ADTree was performed using the WEKA software (Ver.3.9.1, Machine Learning Group at the University of Waikato, New Zealand). The algorithm model was trained and tested using 10-fold cross validation on the training data set (Niigata group) and validated again on the validation data set (Nagaoka group). The model was evaluated for prediction accuracy and the area under curve (AUC) of the receiver operating characteristics (ROC) analysis, which discriminates the true prediction rate from the false prediction rate, was determined.
The 1-year relapse rate and 1-year overall survival of all patients were 35.5% and 69.7%, respectively. The ADTree model selected 10 clinical variables based on the statistical values during analysis. As the accuracy rate and the AUC of prediction of this algorithm were 76.2% and 0.690 in the training data set and 77.2% and 0.714 in the validation data set, respectively (Table 1), this model has high accuracy and generalization ability for predicting AL relapse.
Figure 1 shows the graphical output of the ADTree prediction model. Each score indicates the prediction node weight (NW); NW<0 lower risk and NW>0 higher risk to relapse. In the same disease stage categories (DRI; very high), AML patients had lower risk (NW, -0.133) than ALL patients (NW, 0.568). The final judgment of AL relapse prediction within 1-year was as follows; total NW sum> 0 was predicted relapse and <0 was no predicted relapse, respectively.

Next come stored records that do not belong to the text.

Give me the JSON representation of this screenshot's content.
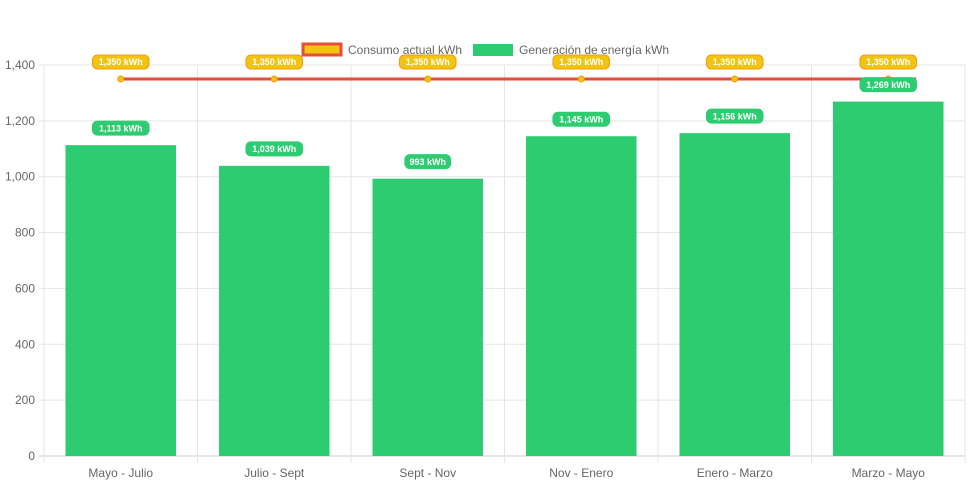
{
  "chart_data": {
    "type": "bar",
    "title": "",
    "xlabel": "",
    "ylabel": "",
    "ylim": [
      0,
      1400
    ],
    "yticks": [
      0,
      200,
      400,
      600,
      800,
      1000,
      1200,
      1400
    ],
    "ytick_labels": [
      "0",
      "200",
      "400",
      "600",
      "800",
      "1,000",
      "1,200",
      "1,400"
    ],
    "grid": true,
    "legend_position": "top-center",
    "categories": [
      "Mayo - Julio",
      "Julio - Sept",
      "Sept - Nov",
      "Nov - Enero",
      "Enero - Marzo",
      "Marzo - Mayo"
    ],
    "series": [
      {
        "name": "Consumo actual kWh",
        "type": "line",
        "color": "#e74c3c",
        "fill": "#f1c40f",
        "label_fill": "#f39c12",
        "values": [
          1350,
          1350,
          1350,
          1350,
          1350,
          1350
        ],
        "labels": [
          "1,350 kWh",
          "1,350 kWh",
          "1,350 kWh",
          "1,350 kWh",
          "1,350 kWh",
          "1,350 kWh"
        ]
      },
      {
        "name": "Generación de energía kWh",
        "type": "bar",
        "color": "#2ecc71",
        "values": [
          1113,
          1039,
          993,
          1145,
          1156,
          1269
        ],
        "labels": [
          "1,113 kWh",
          "1,039 kWh",
          "993 kWh",
          "1,145 kWh",
          "1,156 kWh",
          "1,269 kWh"
        ]
      }
    ]
  }
}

For example, in the case of a patient (DRI; high, under 40 years old and HCT-CI ≦2) who received CBT (cord blood transplantation) with total body irradiation (TBI), the NW sum was -1.165<0, which indicates no predicted relapse. On the other hand, if the same patient received allo-HSCT not with CBT and without TBI, his NW sum would be 0.116>0, which indicates predicted relapse. (Table 2)
This algorithm has high prediction accuracy and generalization ability. Our analysis suggested that the AL relapse within 1-year may be changed by therapy options. The ML approach like ADTree is promising to construct a new patient-based prognostic prediction algorithm and it may be useful in bed-side decision-making for diversified allo-HSCT protocols.
No relevant conflicts of interest to declare.
Asterisk with author names denotes non-ASH members.